Depuis six mois, à Calais, les navires de SeaFrance sont à quai. Mais l'attribution pour 65 millions d'euros des trois derniers bateaux au groupe Eurotunnel, lundi 11 juin, a rendu l'espoir aux anciens salariés de la compagnie : le Berlioz et le Rodin pourraient reprendre la mer dès la fin du mois de juillet. En mauvais état, le troisième, destiné au fret, devra d'abord retrouver son certificat de navigation.
A terme, ce sont plus de 500 emplois qui doivent être retrouvés avec la mise en place d'une société coopérative et participative (Scop). Avant sa liquidation judiciaire en janvier dernier, SeaFrance employait 880 personnes en France et 130 en Angleterre.
Lundi après-midi, les porteurs du projet de Scop ont fêté la décision du tribunal de commerce, conscients pourtant des difficultés qui les attendent : "Il y a tout à rebâtir et à reconstruire", reconnaissait Frédéric Lefranc, un ex-SeaFrance. En Scop ou non, pour qu'une entreprise fonctionne, il lui faut des clients, de l'activité. Quand une société arrive en liquidation, il est parfois trop tard : les clients n'ont plus confiance et les fournisseurs craignent de ne pas être payés.
Un taux de survie de 53% à 5 ans
L'affaire n'est donc pas gagnée. Sur les 2.000 Scop que compte la France, seules 11% d'entre elles se sont constituées à partir d'entreprises en difficultés. Dans cette situation, leur taux de pérennité à 5 ans s'élevait à 53% en 2010 - il était de 52% pour l'ensemble des entreprises françaises. "Devenir une Scop, ce n'est pas un coup de baguette magique", rappelle François Berger, dirigeant de Scop, au "Nouvel Observateur". Selon lui,
Le public reste trop souvent avec l'image d'un Radeau de la Méduse, l'idée du dernier recours. Alors que ce n'est pas ça une Scop !"

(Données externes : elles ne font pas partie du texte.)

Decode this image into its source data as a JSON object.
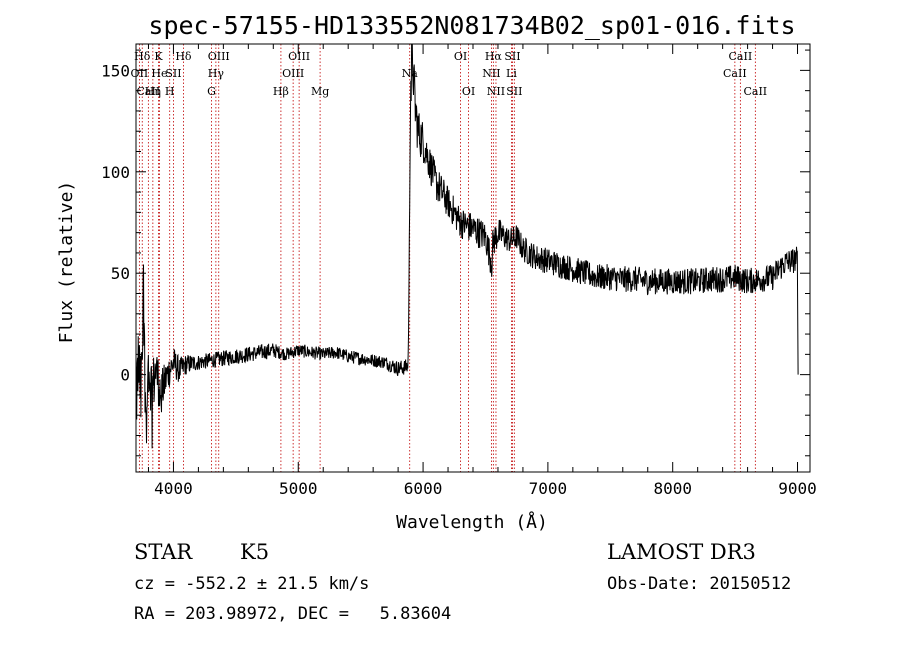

Les SeaFrance, eux, attendent de relever ce défi depuis des mois. Dès le 29 décembre 2011, Didier Capelle, Bruno Landy, Michel Parisseaux et cinq autres membres du Conseil de surveillance avaient enregistré la Scop SeaFrance au tribunal de commerce de Boulogne-sur-Mer. Il ne s'agissait alors que d'une coquille vide, créée afin de pouvoir exister juridiquement. Désormais, l'aventure commune peut enfin démarrer.

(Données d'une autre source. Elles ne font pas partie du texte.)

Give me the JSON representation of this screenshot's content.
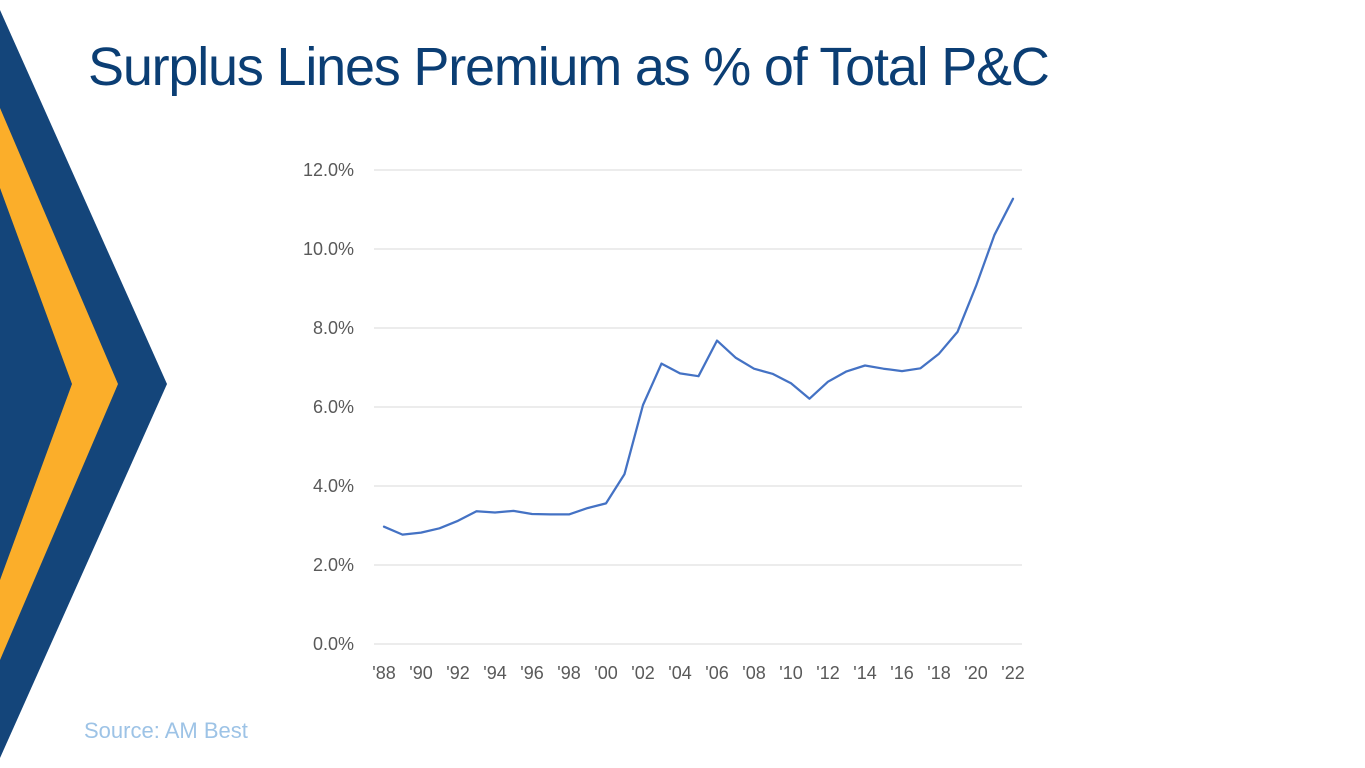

Le nom SeaFrance est conservé
Pour commencer, les salariés ont choisi de conserver le nom de la marque. Il est vrai qu'elle bénéficie d'une forte notoriété, atout indéniable pour lancer une Scop. Par ailleurs, c'est un ancien président du directoire de Brittany Ferries, Jean-Michel Giguet, qui sera chargé de piloter la Scop SeaFrance.
Les anciens SeaFrance seront prioritairement recrutés. La nouvelle société débutera d'abord avec quelque 250 marins. En 2013, si tout se passe comme prévu, elle devrait compter 520 salariés-actionnaires en France. Chaque salarié est amené à devenir associé. La participation individuelle s'élève à 5.000 euros.
Parallèlement, Eurotunnel doit mettre en place une société financière pour héberger les navires. Ces derniers seront ensuite loués à la Scop dans le cadre d'un contrat triannuel. Eurotunnel conservera la commercialisation et fixera les tarifs.
"Un capitalisme à visage humain"
Arnaud Montebourg juge le projet "intéressant". Sur RTL le mardi 12 juin, le ministre du Redressement productif a estimé :
Nous pensons que les coopératives ont une place importante car c'est un capitalisme à visage humain, non délocalisable".
Il estime toutefois que "cela ne peut fonctionner que s'il y a une volonté sur le terrain et si les salariés ont suffisamment de ressources en eux-mêmes (...) pour le faire".
La volonté ne sera pourtant pas seule en jeu. Plusieurs ombres planent sur l'avenir de la Scop. Des actions pénales restent en court contre 13 salariés mis en examen, soupçonnés de vols d'alcool et de nourriture sur des bateaux. De plus, la concurrence est forte sur la liaison Calais-Douvres. Pendant l'arrêt de SeaFrance, la compagnie anglaise P&O, mais aussi LD/DFDS ont renforcé leur position. La direction de P&O n'exclut d'ailleurs pas d'attaquer Eurotunnel pour concurrence déloyale. De son côté, le PDG d'Eurotunnel reste persuadé qu'il y a de la place pour trois compagnies.